Accurate Bayesian reconstruction of cancer phylogenies from bulk sequencing. An implementation of the forest structured Chinese restaurant process with a Dirichlet prior on the node parameters.
PhyClone is currently in development so the following procedure has a few steps.
-
Ensure you have a working
conda
or (preferably)mamba
installation. You can do this by installing Miniforge -
Install the required dependencies using mamba/conda. We will create a new
conda
environment with the dependencies. Download the environment.yaml file, and navigate into its save location. Run the following command:
mamba env create --file environment.yaml
- Activate the
conda
environment.
mamba activate phyclone
Note
You will have to do this whenever you open a new terminal and want to run PhyClone.
- Install PhyClone
pip install git+https://github.com/Roth-Lab/phyclone.git
Or, SSH command:
pip install git+ssh://[email protected]/Roth-Lab/phyclone.git
- If everything worked PhyClone should be available on the command line.
phyclone --help
PhyClone analysis has two possible input files:
- main input file (Required)
- cluster file
Caution
While PhyClone analysis can be minimally run with only the main input.tsv file, it is strongly recommended to provide a cluster file as well.
To run a PhyClone analysis you will need to prepare an input file. The file should be in tab delimited tidy data frame format and have the following columns.
Tip
There is an example file in examples/data/mixing.tsv
- mutation_id - Unique identifier for the mutation. This is free form but should match across all samples.
Warning
PhyClone will remove any mutations without entries for all detected samples. If you have mutations with no data in some samples set their counts to 0.
-
sample_id - Unique identifier for the sample.
-
ref_counts - Number of reads matching the reference allele.
-
alt_counts - Number of reads matching the alternate allele.
-
major_cn - Major copy number of segment overlapping mutation.
-
minor_cn - Minor copy number of segment overlapping mutation.
-
normal_cn - Total copy number of segment in healthy tissue. For autosome this will be two and male sex chromosome one.
You can include the following optional columns.
- tumour_content - The tumour content (cellularity) of the sample. Default value is 1.0 if column is not present.
Note
In principle this could be different for each mutation/sample. However, in most cases it should be the same for all mutations in a sample.

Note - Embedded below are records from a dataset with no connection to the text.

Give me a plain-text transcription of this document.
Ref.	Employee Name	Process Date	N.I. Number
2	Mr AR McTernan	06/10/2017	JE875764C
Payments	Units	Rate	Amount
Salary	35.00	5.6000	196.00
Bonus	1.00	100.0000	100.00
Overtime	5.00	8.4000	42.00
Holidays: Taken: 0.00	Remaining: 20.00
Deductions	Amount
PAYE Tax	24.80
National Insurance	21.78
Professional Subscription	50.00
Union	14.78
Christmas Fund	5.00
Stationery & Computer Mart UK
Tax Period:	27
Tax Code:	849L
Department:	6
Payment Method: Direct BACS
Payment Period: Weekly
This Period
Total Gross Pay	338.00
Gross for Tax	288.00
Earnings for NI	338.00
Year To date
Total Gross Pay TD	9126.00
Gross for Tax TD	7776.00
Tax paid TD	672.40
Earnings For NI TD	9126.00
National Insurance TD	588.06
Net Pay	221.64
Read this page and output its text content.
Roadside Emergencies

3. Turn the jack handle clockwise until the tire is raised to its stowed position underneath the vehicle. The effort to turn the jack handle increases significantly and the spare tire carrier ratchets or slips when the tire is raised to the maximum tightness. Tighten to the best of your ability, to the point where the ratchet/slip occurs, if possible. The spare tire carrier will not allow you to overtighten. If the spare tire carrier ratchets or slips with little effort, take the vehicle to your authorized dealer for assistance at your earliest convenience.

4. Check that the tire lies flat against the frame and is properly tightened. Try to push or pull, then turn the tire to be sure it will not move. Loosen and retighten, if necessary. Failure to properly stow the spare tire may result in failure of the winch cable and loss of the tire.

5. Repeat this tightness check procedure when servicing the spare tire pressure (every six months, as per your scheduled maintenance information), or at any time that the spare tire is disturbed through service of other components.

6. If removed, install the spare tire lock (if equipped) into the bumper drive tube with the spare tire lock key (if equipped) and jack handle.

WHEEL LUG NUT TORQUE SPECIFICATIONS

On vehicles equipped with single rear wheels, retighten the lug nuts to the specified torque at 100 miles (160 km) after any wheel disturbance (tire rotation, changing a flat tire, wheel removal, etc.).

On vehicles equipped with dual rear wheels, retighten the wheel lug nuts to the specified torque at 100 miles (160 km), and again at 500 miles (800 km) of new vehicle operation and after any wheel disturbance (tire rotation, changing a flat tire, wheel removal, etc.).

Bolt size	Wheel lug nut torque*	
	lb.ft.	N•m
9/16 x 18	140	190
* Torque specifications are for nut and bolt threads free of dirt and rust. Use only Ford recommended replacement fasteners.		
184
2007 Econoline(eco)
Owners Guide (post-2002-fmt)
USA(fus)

- error_rate - Sequencing error rate. Default value is 0.001 if column is not present.
Important
Though not strictly required to run PhyClone, this file is strongly recommended.
Tip
While any mutation pre-clustering method can be used, we recommend PyClone-VI. Both due to its established strong performance, and its output format which can be fed directly into PhyClone 'as-is'.
The file should be in tab delimited tidy data frame format and have the following columns.
-
mutation_id - Unique identifier for the mutation.
This is free form but should match across all samples and must match the identifiers provided in the main input file.
-
sample_id - Unique identifier for the sample.
-
cluster_id - Cluster that the mutation has been assigned to.
You can include the following optional column:
-
outlier_prob - (Prior) probability that the cluster/mutation is an outlier.
Default value is made equal to the current analysis
--outlier-prob
option if column is not present.
Note
The --outlier-prob
option carries a default value of 0.0
Tip
There is an example file in examples/data/mixing_clusters.tsv
PhyClone analyses are broken into two parts.
First, sampling is performed using the run
sub-command.
Second, a MAP tree is constructed from the trace using the map
sub-command.
Sampling can be run as follows
phyclone run -i INPUT.tsv -c CLUSTERS.tsv -o TRACE.pkl
which will take the INPUT.tsv
and (optionally) the CLUSTERS.tsv
file, as described above and write the trace file TRACE.pkl
in a Python pickle format.
The -n
command can be used to control the number of iterations of sampling to perform.
The -b
command can be used to control the number of burnin iterations to perform.
Note
Burnin is done using a heuristic strategy of unconditional SMC. All samples from the burnin are discarded as they will not target the posterior.
The -d
command can be used to select the emission density.
As in PyClone the binomial
and beta-binomial
densities are available.
Important
Unlike PyClone, PhyClone does not estimate the precision parameter of the Beta-Binomial. This parameter can be set with the --precision flag.
To build the final results of PhyClone you can run the map
command as follows.
phyclone map -i TRACE.pkl -t TREE.nwk -o TABLE.tsv
where TRACE.pkl
is the result from the previous step, TREE.nwk
is the output clone tree in newick format, and TABLE.tsv
the assignment of mutations to clones.
PhyClone is licensed under the GPL v3, see the LICENSE.txt file for details.